Genome-wide association analysis of obesity using 304,968 SNPs in 880 Finnish normal glucose tolerant individuals

K.L. Mohlke(1), A.U. Jackson(2), L.J. Scott(2), K.N. Conneely(2), A. Swift(3), K.F. Doheny(4), E.W. Pugh(4), R.M. Watanabe(5), G.R. Abecasis(2), T.T. Valle(6), J. Tuomilehto(6), R.N. Bergman(5), F.S. Collins(3), M. Boehnke(2)

(1) U North Carolina, Chapel Hill, NC; (2) U Michigan, Ann Arbor, MI; (3) NHGRI, Bethesda, MD; (4) CIDR, JHU, Baltimore, MD; (5) U Southern California, Los Angeles, CA; (6) National Public Health Institute, Helsinki, Finland.

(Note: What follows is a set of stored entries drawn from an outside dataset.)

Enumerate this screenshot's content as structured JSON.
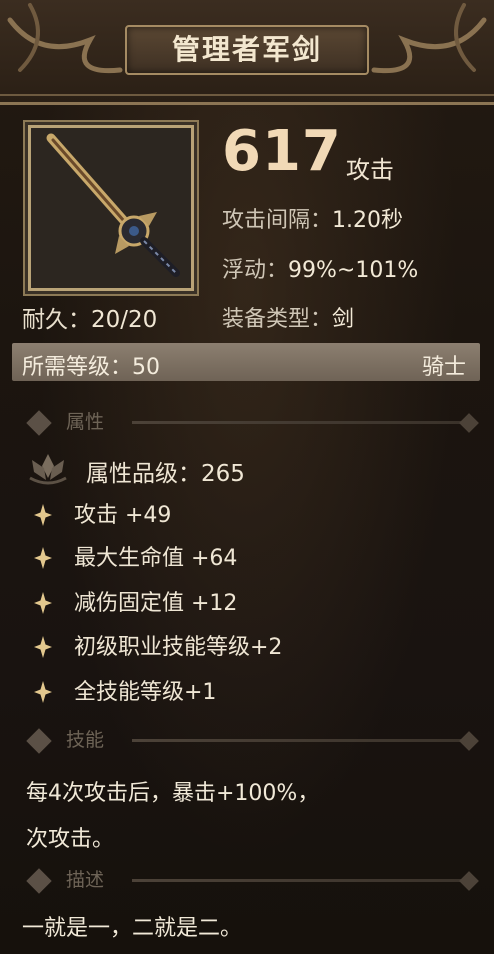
{
  "item": {
    "name": "管理者军剑",
    "durability_label": "耐久：",
    "durability_value": "20/20"
  },
  "stats": {
    "attack_value": "617",
    "attack_label": "攻击",
    "interval_label": "攻击间隔：",
    "interval_value": "1.20秒",
    "float_label": "浮动：",
    "float_value": "99%~101%",
    "type_label": "装备类型：",
    "type_value": "剑"
  },
  "requirement": {
    "level_label": "所需等级：",
    "level_value": "50",
    "class_name": "骑士"
  },
  "sections": {
    "attributes": "属性",
    "skills": "技能",
    "description": "描述"
  },
  "attributes": {
    "grade_label": "属性品级：",
    "grade_value": "265",
    "items": [
      "攻击 +49",
      "最大生命值 +64",
      "减伤固定值 +12",
      "初级职业技能等级+2",
      "全技能等级+1"
    ]
  },
  "skill": {
    "lines": [
      "每4次攻击后，暴击+100%，",
      "次攻击。"
    ]
  },
  "description": {
    "text": "一就是一，二就是二。"
  },
  "colors": {
    "accent_gold": "#b9a377",
    "attack_number": "#f1d9b6",
    "level_bar": "#8c7f70"
  },
  "icons": {
    "weapon": "sword-icon",
    "grade": "lotus-icon",
    "bullet": "sparkle-icon"
  }
}
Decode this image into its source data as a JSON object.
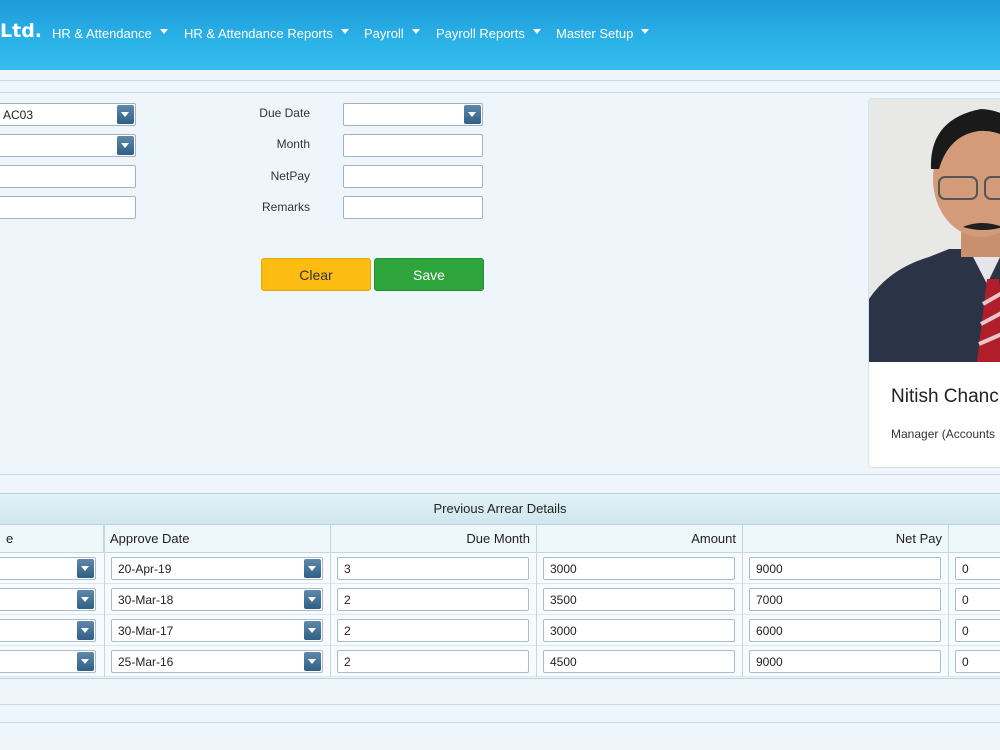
{
  "nav": {
    "brand": "Ltd.",
    "items": [
      {
        "label": "HR & Attendance"
      },
      {
        "label": "HR & Attendance Reports"
      },
      {
        "label": "Payroll"
      },
      {
        "label": "Payroll Reports"
      },
      {
        "label": "Master Setup"
      }
    ]
  },
  "form": {
    "employee_code_value": "AC03",
    "due_date": {
      "label": "Due Date",
      "value": ""
    },
    "month": {
      "label": "Month",
      "value": ""
    },
    "netpay": {
      "label": "NetPay",
      "value": ""
    },
    "remarks": {
      "label": "Remarks",
      "value": ""
    },
    "clear_label": "Clear",
    "save_label": "Save"
  },
  "profile": {
    "name": "Nitish Chanc",
    "title": "Manager (Accounts"
  },
  "grid": {
    "title": "Previous Arrear Details",
    "columns": [
      "e",
      "Approve Date",
      "Due Month",
      "Amount",
      "Net Pay"
    ],
    "rows": [
      {
        "approve_date": "20-Apr-19",
        "due_month": "3",
        "amount": "3000",
        "net_pay": "9000",
        "extra": "0"
      },
      {
        "approve_date": "30-Mar-18",
        "due_month": "2",
        "amount": "3500",
        "net_pay": "7000",
        "extra": "0"
      },
      {
        "approve_date": "30-Mar-17",
        "due_month": "2",
        "amount": "3000",
        "net_pay": "6000",
        "extra": "0"
      },
      {
        "approve_date": "25-Mar-16",
        "due_month": "2",
        "amount": "4500",
        "net_pay": "9000",
        "extra": "0"
      }
    ]
  }
}
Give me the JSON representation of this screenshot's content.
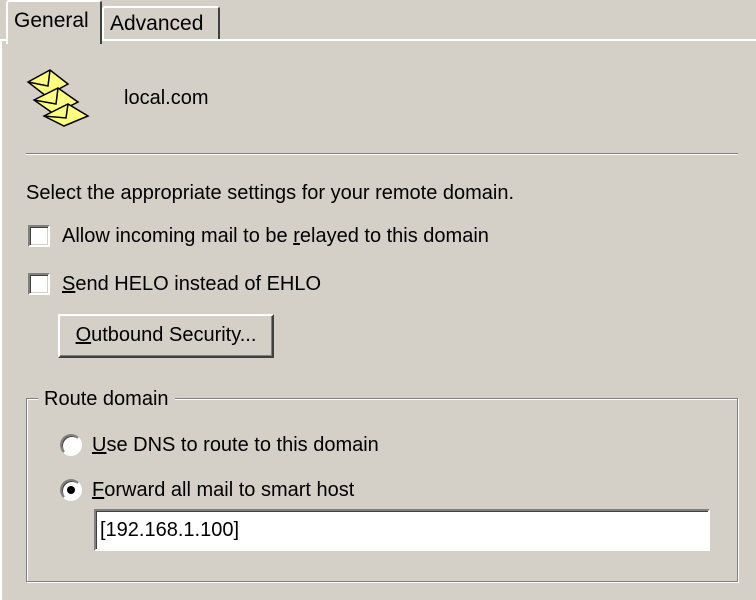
{
  "tabs": {
    "general": "General",
    "advanced": "Advanced"
  },
  "domain": {
    "icon": "envelopes-icon",
    "name": "local.com"
  },
  "instructions": "Select the appropriate settings for your remote domain.",
  "checkboxes": {
    "allow_relay": {
      "label_prefix": "Allow incoming mail to be ",
      "label_accel": "r",
      "label_suffix": "elayed to this domain",
      "checked": false
    },
    "send_helo": {
      "label_prefix": "",
      "label_accel": "S",
      "label_suffix": "end HELO instead of EHLO",
      "checked": false
    }
  },
  "outbound_button": {
    "label_accel": "O",
    "label_suffix": "utbound Security..."
  },
  "route_domain": {
    "legend": "Route domain",
    "use_dns": {
      "label_accel": "U",
      "label_suffix": "se DNS to route to this domain",
      "selected": false
    },
    "forward": {
      "label_accel": "F",
      "label_suffix": "orward all mail to smart host",
      "selected": true
    },
    "smart_host_value": "[192.168.1.100]"
  }
}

Obesity is a major cause of morbidity and mortality in the USA and worldwide. Although obesity shows strong heritability, the underlying genes are not well understood. Waist to hip ratio (WHR) is a measure of fat distribution that strongly predicts cardiovascular disease. In the context of a case-control association study for type 2 diabetes, we performed preliminary association analysis with WHR using the first 869 of a planned 1186 normal glucose tolerant individuals in stage 1 of our 2-stage study. All individuals are participants in the Finland United States Investigation of NIDDM Genetics (FUSION) and/or Finrisk 2002 studies. These 869 individuals have an average WHR of .900 .088 (range .67-1.12) and an average BMI of 27.1 3.7 (range 17.5-39.1). Prior to association analysis the trait values were adjusted for age, gender, and birthplace within Finland. 304,968 SNPs genotyped on the Illumina HumanHap300 BeadChip passed initial quality control using criteria of >95%; success, HWE p>.001 and <2 duplicate discrepancies. For each SNP analyzed we calculated p-SNP, an overall p-value for the SNP corrected for 3 genetic models tested. The lowest p-SNP of 2.4x10-6 was observed for rs966935, a SNP on chromosome 10 located 7.5 kb from a putative processed transcript; the median WHR values for 77 GG, 384 AG, and 407 AA individuals were .918, .906 and .890, respectively. Slightly more p-SNP values exceed the significance threshold of .005 than expected by chance (p=.01). These results suggest that the genetic variants responsible for susceptibility to obesity have modest effects not easily distinguished from chance results in 869 samples. Analysis of all stage 1 samples for WHR, waist circumference, and BMI will further clarify the role of these SNPs in obesity susceptibility.